26.1.06

O VELHO PSD (14-4-2005, Jornal de Notícias). Os discursos e a presença de Pedro Santana Lopes no congresso do PSD eram necessários. Mas o que era visto como necessário transformou-se, rapidamente, numa excrescência, mais do que numa inutilidade.

Uma das lições que a “política real” devia fornecer seria a da leitura correcta dos resultados eleitorais. A ameaça pendente que Santana Lopes deixou ficar não é, finalmente, o aviso de um líder que se despede – mas o ressentimento de um derrotado. E, se não revela uma ideia sobre o que pode significar fazer política, revela um carácter. Dois meses depois das eleições já não é possível ignorar que houve uma claríssima mudança de intenções e de sensibilidade no país: não apenas acerca de quem devia governar – mas também sobre quem estava prestes a abandonar o governo. Nos últimos anos, a reacção palpável e imediata dos derrotados é a de assegurar ao eleitorado o direito à alternância e a experimentar outras soluções. Esse é um princípio fundamental e convém mantê-lo. Mas deviam tirar-se outras lições. O congresso do PSD, salvo erro, não as tirou devidamente.

O que mudou nos últimos anos portugueses não foi a correlação de forças entre a “esquerda” e a “direita” clássicas (visível através da “alternância democrática”), entre o PS e o PSD, mas a ideia de que existem outras coisas para lá dessa arena – outros valores, outras exigências (de natureza cultural – sobre a vida, sobre o carácter dos políticos e o seu comportamento, sobre o peso e os negócios do Estado) e, sobretudo, uma outra ideia acerca do que deve ou pode ser o país.

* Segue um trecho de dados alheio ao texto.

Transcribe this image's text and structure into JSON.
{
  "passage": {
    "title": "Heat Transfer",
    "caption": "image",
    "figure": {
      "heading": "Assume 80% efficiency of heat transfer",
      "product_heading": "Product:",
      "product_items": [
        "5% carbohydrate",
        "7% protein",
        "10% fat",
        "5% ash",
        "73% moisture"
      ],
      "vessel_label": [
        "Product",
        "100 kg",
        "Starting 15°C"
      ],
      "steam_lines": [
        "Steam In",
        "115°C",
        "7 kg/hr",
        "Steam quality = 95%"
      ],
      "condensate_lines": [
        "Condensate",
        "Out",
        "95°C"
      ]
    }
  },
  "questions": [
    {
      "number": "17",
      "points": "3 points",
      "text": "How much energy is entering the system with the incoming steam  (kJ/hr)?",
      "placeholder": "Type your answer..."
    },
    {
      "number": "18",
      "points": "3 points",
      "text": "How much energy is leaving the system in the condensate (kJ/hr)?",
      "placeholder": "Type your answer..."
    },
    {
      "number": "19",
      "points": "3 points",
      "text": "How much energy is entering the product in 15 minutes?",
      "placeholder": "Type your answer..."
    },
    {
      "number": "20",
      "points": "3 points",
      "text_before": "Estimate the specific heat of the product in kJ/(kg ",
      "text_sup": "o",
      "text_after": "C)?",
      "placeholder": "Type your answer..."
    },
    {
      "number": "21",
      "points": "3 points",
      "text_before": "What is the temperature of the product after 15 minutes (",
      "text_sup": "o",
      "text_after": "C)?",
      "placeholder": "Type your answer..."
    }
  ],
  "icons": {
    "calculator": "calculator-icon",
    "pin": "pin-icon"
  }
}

O congresso do PSD não entendeu o desenho que estava ali, à frente, visível para todos. Se o congresso do PSD tivesse ido a eleições (ou seja, se as suas sensibilidades tivessem ido a juízo diante do eleitorado), facilmente compreenderia a sua inutilidade e a pouca importância que tem para o país nestas circunstâncias.

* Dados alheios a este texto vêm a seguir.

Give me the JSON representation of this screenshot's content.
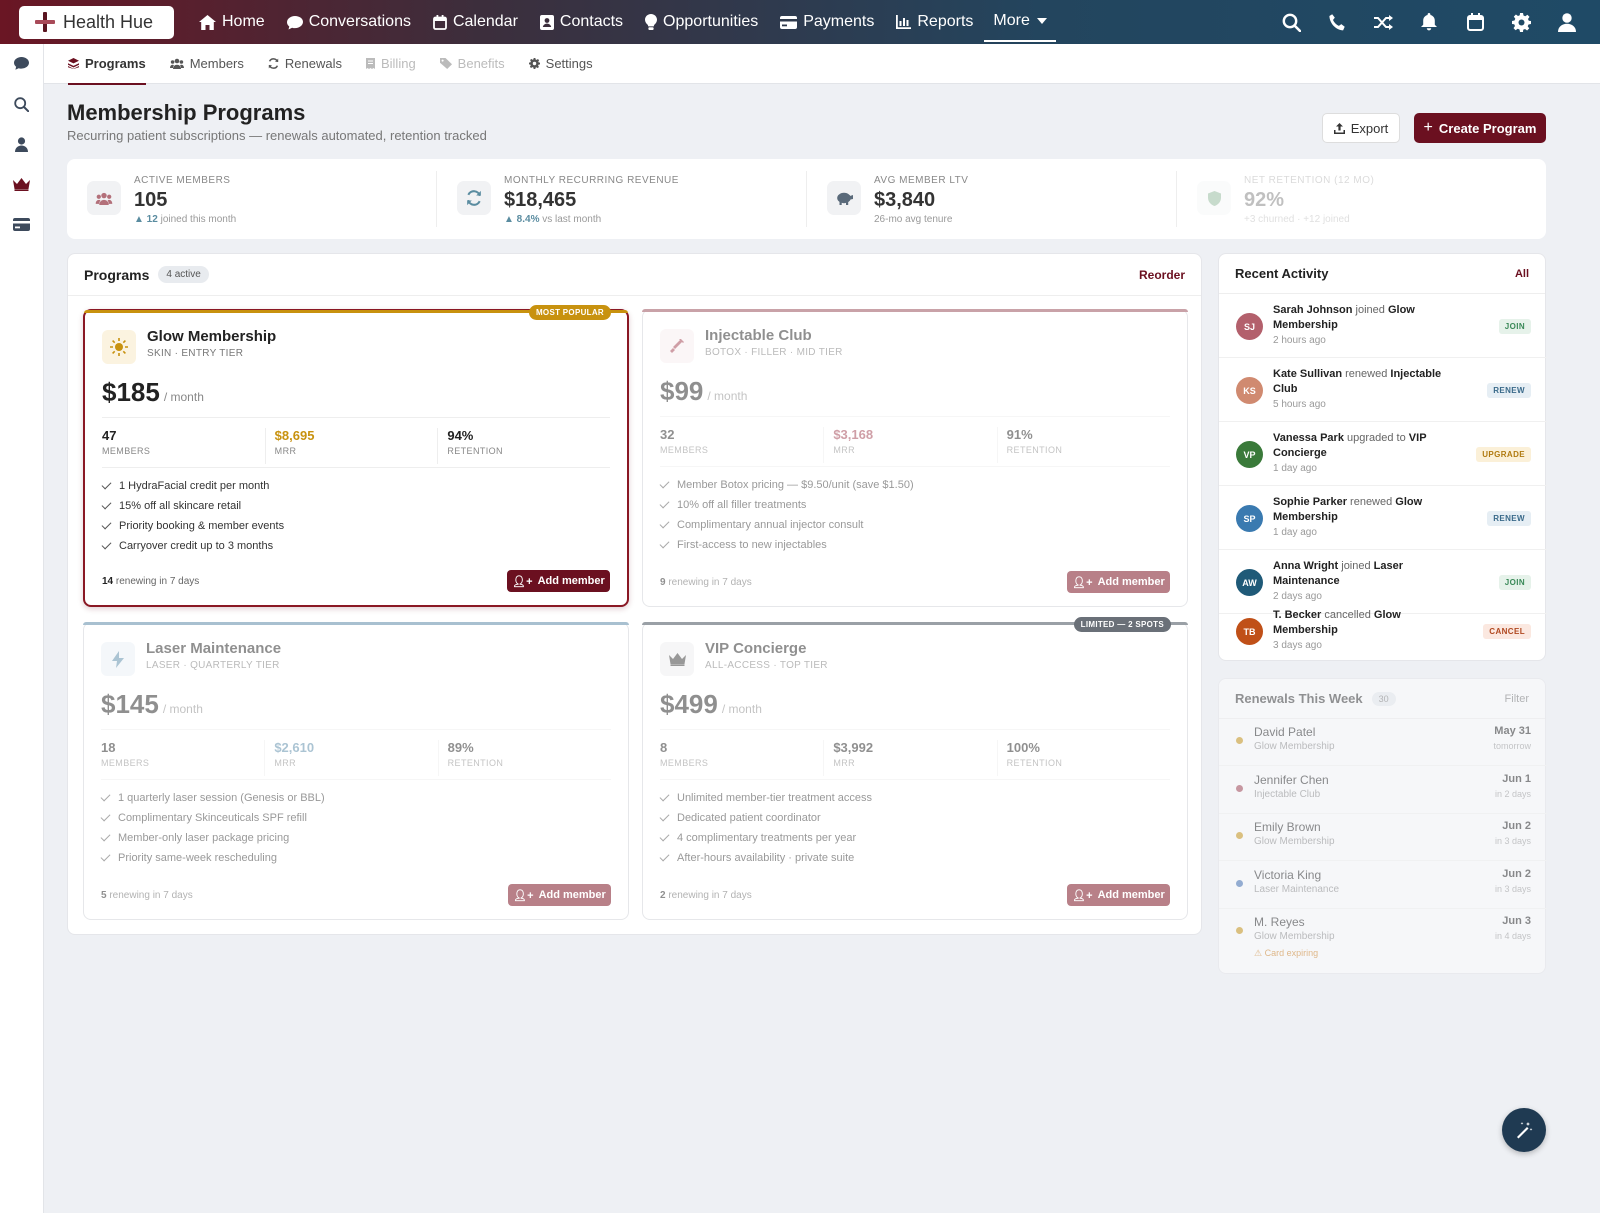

O congresso do PSD manteve uma outra correlação de forças: a dos grupos que levaram o PSD a tornar-se praticamente irrelevante para tudo o que seja o debate sobre o papel do Estado na sociedade e na economia, sobre as novas realidades culturais, sobre o sentido que tem a política portuguesa na Europa de hoje.

Dando a vitória a Marques Mendes, tentou a reabilitação. Mas não se definiu claramente “por ele”; pelo contrário, aceitou e aplaudiu o ressentimento santanista, mantendo-o como uma desacreditada “reserva moral”, o que faz temer pelo autismo do partido em relação a esses debates que atravessam a sociedade – e que fazem gente de direita votar na esquerda, por exemplo. A verdade é que uma larga faixa do partido quer manter o velho PSD, sem compreender que esse partido acabou e que as suas heranças são um património mas não um programa nem uma inspiração.

Num mundo que anda muito depressa, o ressentimento que aplaudiu algumas intervenções no congresso foi apenas um sinal de atavismo e de provincianismo. Mais do que isso: daquela espécie doentia de alheamento que conduz às grandes hecatombes e aos grandes silêncios. E são silêncios justamente porque, por detrás daqueles aplausos que o congresso dedicou a Santana Lopes (agradecendo-lhe coisas insuspeitas, naturalmente), não havia nada para dizer. E, por agora, o PSD ainda não tem nada para dizer.